I was in the back seat of a yellow taxi gripping my mother’s hand like a 5-year-old, scared and hoping her mommy would make it all right. But in fact I was 28 years old, still scared and hoping my mommy would make it all right.
We were coming home from UCSF hospital, and I was in a full-body brace, having survived spinal fusion surgery exactly a week earlier, and heading to the tiny walk-up apartment my husband and I shared over the Stockton Tunnel in San Francisco. Each time the taxi lurched around a corner or bounced over the famously steep hills, it felt like every vertebra was being shaken out of alignment. I was Humpty Dumpty mid-fall, wondering if all the king’s horses and all the king’s men would be able to put me together again.
I opened my mouth to yell at the driver or at least whimper, but before I could do either, my mom leaned forward and exclaimed brightly, “Thank you!” The driver glanced at us suspiciously from his rearview mirror.
“You’re just the best driver I’ve ever seen,” my mom continued. “These hills must be so hard to drive on. And I’m so grateful, because you see, I’m taking my daughter home. She had surgery on her back and is so fragile. And because of you, she’s going to get home safe. Thank you. You’re wonderful.”

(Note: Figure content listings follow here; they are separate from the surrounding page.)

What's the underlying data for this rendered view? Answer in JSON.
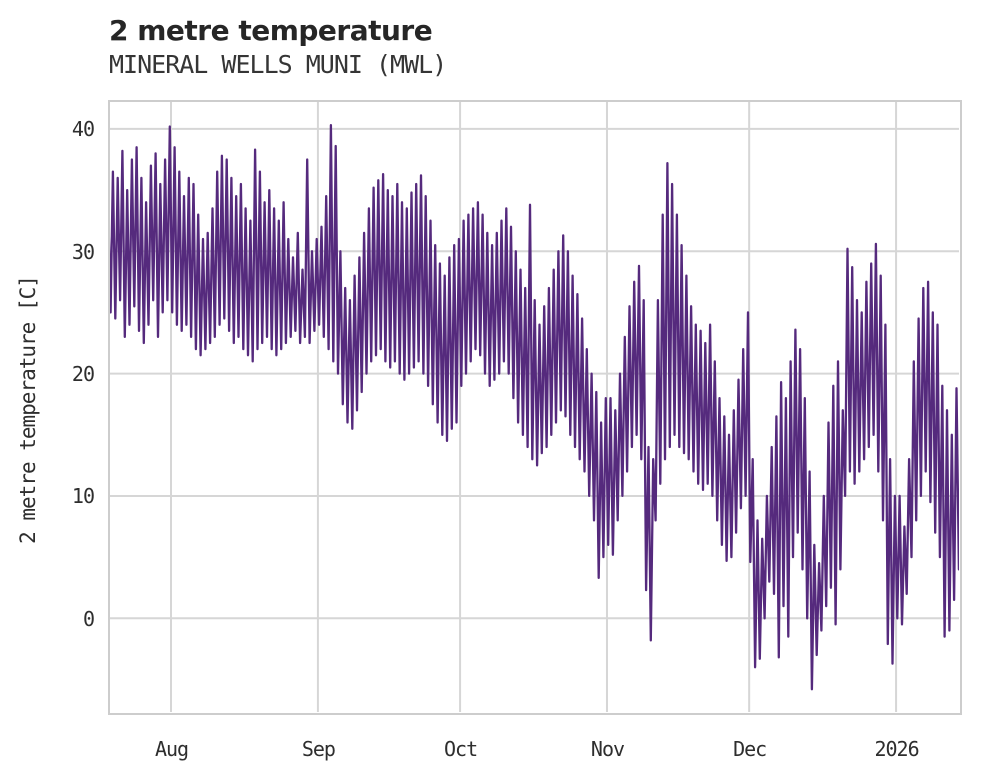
{
  "header": {
    "title": "2 metre temperature",
    "subtitle": "MINERAL WELLS MUNI (MWL)"
  },
  "chart_data": {
    "type": "line",
    "title": "2 metre temperature",
    "subtitle": "MINERAL WELLS MUNI (MWL)",
    "ylabel": "2 metre temperature [C]",
    "xlabel": "",
    "grid": true,
    "legend": "none",
    "ylim": [
      -7.66,
      42.2
    ],
    "yticks": [
      0,
      10,
      20,
      30,
      40
    ],
    "xticks": [
      {
        "label": "Aug",
        "day": 14
      },
      {
        "label": "Sep",
        "day": 45
      },
      {
        "label": "Oct",
        "day": 75
      },
      {
        "label": "Nov",
        "day": 106
      },
      {
        "label": "Dec",
        "day": 136
      },
      {
        "label": "2026",
        "day": 167
      }
    ],
    "colors": {
      "line": "#552a7d",
      "grid": "#d6d6d6",
      "frame": "#cdcdcd",
      "text": "#2e2e2e",
      "title_text": "#262626"
    },
    "daily_min": [
      24,
      25,
      24.5,
      26,
      23,
      24,
      25.5,
      23.5,
      22.5,
      24,
      26,
      23,
      25,
      26,
      25,
      24,
      23.5,
      24,
      23,
      22,
      21.5,
      22,
      22.5,
      23,
      24,
      24.5,
      23.5,
      22.5,
      23,
      22,
      21.5,
      21,
      22,
      22.5,
      23,
      22,
      21.5,
      22,
      22.5,
      23,
      23.5,
      22.5,
      23,
      22.5,
      23.5,
      24,
      23,
      22,
      21,
      20,
      17.5,
      16,
      15.5,
      17,
      18.5,
      20,
      21,
      21.5,
      22,
      21,
      20.5,
      21,
      20,
      19.5,
      20,
      20.5,
      21,
      20,
      19,
      17.5,
      16,
      15,
      14.5,
      15.5,
      16,
      19,
      20,
      21,
      22,
      21.5,
      20,
      19,
      19.5,
      20,
      21,
      20,
      18,
      16,
      15,
      14,
      13,
      12.5,
      13.5,
      14,
      15,
      16,
      17,
      16.5,
      15,
      14,
      13,
      12,
      10,
      8,
      3.3,
      5,
      6,
      5.2,
      8,
      10,
      12,
      14,
      15,
      13,
      2.3,
      -1.8,
      8,
      11,
      13,
      14,
      15,
      14,
      13.5,
      13,
      12,
      11,
      10.5,
      11,
      10,
      8,
      6,
      4.7,
      5,
      7,
      9,
      10,
      4.6,
      -4,
      -3.3,
      0,
      3,
      2,
      -3.2,
      1,
      -1.5,
      5,
      7,
      4,
      0,
      -5.8,
      -3,
      -1,
      1,
      2.5,
      -0.5,
      4,
      10,
      12,
      11,
      12,
      13,
      14,
      15,
      12,
      8,
      -2.1,
      -3.7,
      0,
      -0.5,
      2,
      5,
      8,
      10,
      12,
      9.5,
      7,
      5,
      -1.5,
      -1,
      1.5,
      4
    ],
    "daily_max": [
      33.5,
      36.5,
      36,
      38.2,
      35,
      37.5,
      38.5,
      36,
      34,
      37,
      38,
      35.5,
      37.5,
      40.2,
      38.5,
      36.5,
      34.5,
      36,
      35.5,
      33,
      31,
      31.5,
      33.5,
      36.5,
      37.8,
      37.5,
      36,
      34.5,
      35.5,
      33.5,
      32.5,
      38.3,
      36.5,
      34,
      35,
      33.5,
      32.5,
      34,
      31,
      29.5,
      31.5,
      28.5,
      37.5,
      30,
      31,
      32,
      34.5,
      40.3,
      38.6,
      30,
      27,
      26,
      28,
      29.5,
      31.5,
      33.5,
      35.2,
      35.8,
      36.3,
      35,
      34.5,
      35.5,
      34,
      33.5,
      34.8,
      35.5,
      36.2,
      34.5,
      32.5,
      30.5,
      29,
      28,
      29.5,
      30.5,
      31,
      32.5,
      33,
      33.5,
      34,
      33,
      31.5,
      30.5,
      31.5,
      32.5,
      33.5,
      32,
      30,
      28.5,
      27,
      33.8,
      26,
      24,
      25.5,
      27,
      28.5,
      30,
      31.3,
      30,
      28,
      26.5,
      24.5,
      22,
      20,
      18.5,
      16,
      18,
      18,
      17,
      20,
      23,
      25.5,
      27.5,
      28.8,
      26,
      14,
      13,
      26,
      33,
      37.2,
      35.5,
      33,
      30.5,
      28,
      25.5,
      24,
      23.5,
      22.5,
      24,
      21,
      18,
      16.5,
      15,
      17,
      19.5,
      22,
      25,
      13,
      8,
      6.5,
      10,
      14,
      16.5,
      19.3,
      18,
      21,
      23.6,
      22,
      18,
      12,
      6,
      4.5,
      10,
      16,
      19,
      21,
      17,
      30.2,
      28.7,
      26,
      25,
      27.5,
      29,
      30.6,
      28,
      24,
      13,
      10,
      10,
      7.5,
      13,
      21,
      24.5,
      27,
      27.5,
      25,
      24,
      19,
      17,
      15,
      18.8,
      16.2
    ]
  }
}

In the mirror, I could see the driver smile proudly. I felt a flash of resentment, but before I had a chance to contradict my mother’s praise, a miracle happened. The driver slowed down. He craned his neck left and right before making each turn. And indeed, he drove us home like the best driver I’d ever seen. And because of that, I arrived home intact.
In that moment of crisis, what my psychologically wise mom had intuited was only obvious to me in retrospect: Praise is powerful.
One recent study of 28 middle school classrooms found that the ratio of praise to reprimands strongly predicts a multitude of positive outcomes. The more teachers praised students (“Great job finishing your paper, Billy!” “Class, you listened very carefully during the lesson on fractions!”) relative to how often they reprimanded them (“Start paying attention or your name is going on the board!” or “Sam, stop bothering Kim!”) predicted greater academic engagement and even report card grades, particularly for students who at baseline were more disruptive.
Don’t react to bad behavior with reprimands. Criticism can lead to defensiveness and opposition.
Do praise the positive. By highlighting what you appreciate in another person, you might create a self-fulfilling prophecy, a virtuous cycle in which the expectation of acting positively leads to more reasons for praise. For instance, right now I’d like to leave you with this: Great job reading this tip! The young people in your life are very lucky to have a caring adult like you continually looking for ways to be more psychologically wise!